From the shores of Dark Lake in northern Minnesota, poet Kathryn Kysar’s first book explores lakes and prairies, gender and relationships, bodies and water, travel and home. Vivid and imagistic, Kysar’s fresh, honest poems dive into contemplative waters and resurface glimmering with clarity.
Kathryn Kysar's first poetry collection tastes of the great dark lake of earth, of roots grown in black loam and pulled up to nourish the particular hunger women have for just a bit of grit. Kysar explores the human appetite for image, sensation and scent in an intimate voice that makes the collection entreat, whisper, gossip and confide.  In the end, readers comes to know Dark Lake as they would a friend.
Heid Erdrich, author of Fishing for Myth and editor of Sister Nation

Kathryn Kysar makes clear how many worlds women see, how many possibilities they give up, how much they reach for, how sharp their view is of our life, how many things they want, and what they do about it.
-- Robert Bly, author of Eating the Honey of Words and Silence on the Snowy Fields

I dived into Dark Lake and hoped I'd never have to come up. Kysar’s  language is sensuous, witty, and deeply enjoyable and she has a generous range of feeling. In a voice that is both experienced and innocent she lets us hear a groupie's intimate thoughts, a fisher's reverie, or the earth itself forgiving its creatures. Her illusions can be classical or homely; she wears her learning, like her wide travels, lightly. She writes with an earthy appetite for the concrete world of flesh and fluid, animals and vegetables, and also with an apprentice mystic's longing for the stars.
-- Martha Roth, author of Arousal:  Bodies and Pleasures and editor of Transforming a Rape Culture and Mother Journeys:  Feminists Write About Mothering

“We tell ourselves stories in order to live,” Joan Didion once wrote.
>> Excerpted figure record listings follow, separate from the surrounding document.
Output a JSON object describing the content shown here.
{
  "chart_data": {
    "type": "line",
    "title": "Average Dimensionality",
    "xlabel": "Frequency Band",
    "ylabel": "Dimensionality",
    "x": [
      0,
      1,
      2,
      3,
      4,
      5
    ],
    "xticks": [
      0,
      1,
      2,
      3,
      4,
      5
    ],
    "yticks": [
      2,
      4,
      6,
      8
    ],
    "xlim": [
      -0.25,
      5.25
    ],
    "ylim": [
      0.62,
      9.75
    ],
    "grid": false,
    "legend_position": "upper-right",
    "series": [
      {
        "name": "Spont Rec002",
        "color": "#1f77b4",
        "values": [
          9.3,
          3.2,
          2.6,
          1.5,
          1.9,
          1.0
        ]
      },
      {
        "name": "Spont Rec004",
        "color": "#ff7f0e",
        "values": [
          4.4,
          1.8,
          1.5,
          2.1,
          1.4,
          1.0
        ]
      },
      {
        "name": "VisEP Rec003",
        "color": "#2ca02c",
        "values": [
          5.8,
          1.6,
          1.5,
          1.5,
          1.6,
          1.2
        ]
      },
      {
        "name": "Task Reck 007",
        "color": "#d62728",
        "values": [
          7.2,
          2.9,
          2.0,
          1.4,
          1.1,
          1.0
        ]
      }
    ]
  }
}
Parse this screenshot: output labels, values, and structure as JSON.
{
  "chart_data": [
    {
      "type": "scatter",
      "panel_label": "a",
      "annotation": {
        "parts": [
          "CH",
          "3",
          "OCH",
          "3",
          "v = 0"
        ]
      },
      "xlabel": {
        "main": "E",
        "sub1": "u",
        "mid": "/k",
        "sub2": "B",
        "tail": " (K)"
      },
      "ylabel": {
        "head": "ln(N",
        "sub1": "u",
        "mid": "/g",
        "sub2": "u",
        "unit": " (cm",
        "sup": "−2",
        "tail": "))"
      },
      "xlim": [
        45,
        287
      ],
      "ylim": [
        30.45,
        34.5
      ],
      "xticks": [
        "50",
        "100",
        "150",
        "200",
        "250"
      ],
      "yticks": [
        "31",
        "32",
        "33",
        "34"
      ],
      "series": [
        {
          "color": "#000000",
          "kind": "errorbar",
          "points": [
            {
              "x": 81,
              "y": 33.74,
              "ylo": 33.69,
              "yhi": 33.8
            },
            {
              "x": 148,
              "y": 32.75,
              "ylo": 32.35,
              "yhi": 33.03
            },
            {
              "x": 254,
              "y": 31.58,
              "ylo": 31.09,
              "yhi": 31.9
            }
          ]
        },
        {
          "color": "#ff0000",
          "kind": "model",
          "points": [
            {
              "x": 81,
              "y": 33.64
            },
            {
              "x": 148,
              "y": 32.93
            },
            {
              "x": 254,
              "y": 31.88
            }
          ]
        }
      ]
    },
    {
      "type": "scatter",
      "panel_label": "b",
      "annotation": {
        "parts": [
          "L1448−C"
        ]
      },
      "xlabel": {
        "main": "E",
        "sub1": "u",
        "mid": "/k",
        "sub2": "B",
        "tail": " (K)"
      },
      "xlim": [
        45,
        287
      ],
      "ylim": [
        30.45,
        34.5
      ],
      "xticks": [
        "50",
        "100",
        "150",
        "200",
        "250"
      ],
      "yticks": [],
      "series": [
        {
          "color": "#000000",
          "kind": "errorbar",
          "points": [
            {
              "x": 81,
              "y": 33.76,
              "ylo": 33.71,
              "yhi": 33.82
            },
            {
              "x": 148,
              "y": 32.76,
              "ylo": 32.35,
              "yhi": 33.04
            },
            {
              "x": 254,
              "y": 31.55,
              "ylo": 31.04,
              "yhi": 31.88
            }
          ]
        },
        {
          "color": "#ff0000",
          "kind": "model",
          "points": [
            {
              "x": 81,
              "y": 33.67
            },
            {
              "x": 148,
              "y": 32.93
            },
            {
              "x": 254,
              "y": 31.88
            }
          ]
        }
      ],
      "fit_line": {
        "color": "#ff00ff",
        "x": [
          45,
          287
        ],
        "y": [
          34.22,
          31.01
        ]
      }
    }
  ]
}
And Kathryn Kysar’s poems are a shining example of such stories.  Rich with her totems: the mother, the pregnant wife, the coyote, the man, the potato—they sing of invention, the need to tell it out, the need to make life, the wit it takes to nourish it.  Here is a voice we can trust
.-- Robert Dana, author of Summer, What I Think I Know: New and Selected Poems, and Yes, Everything.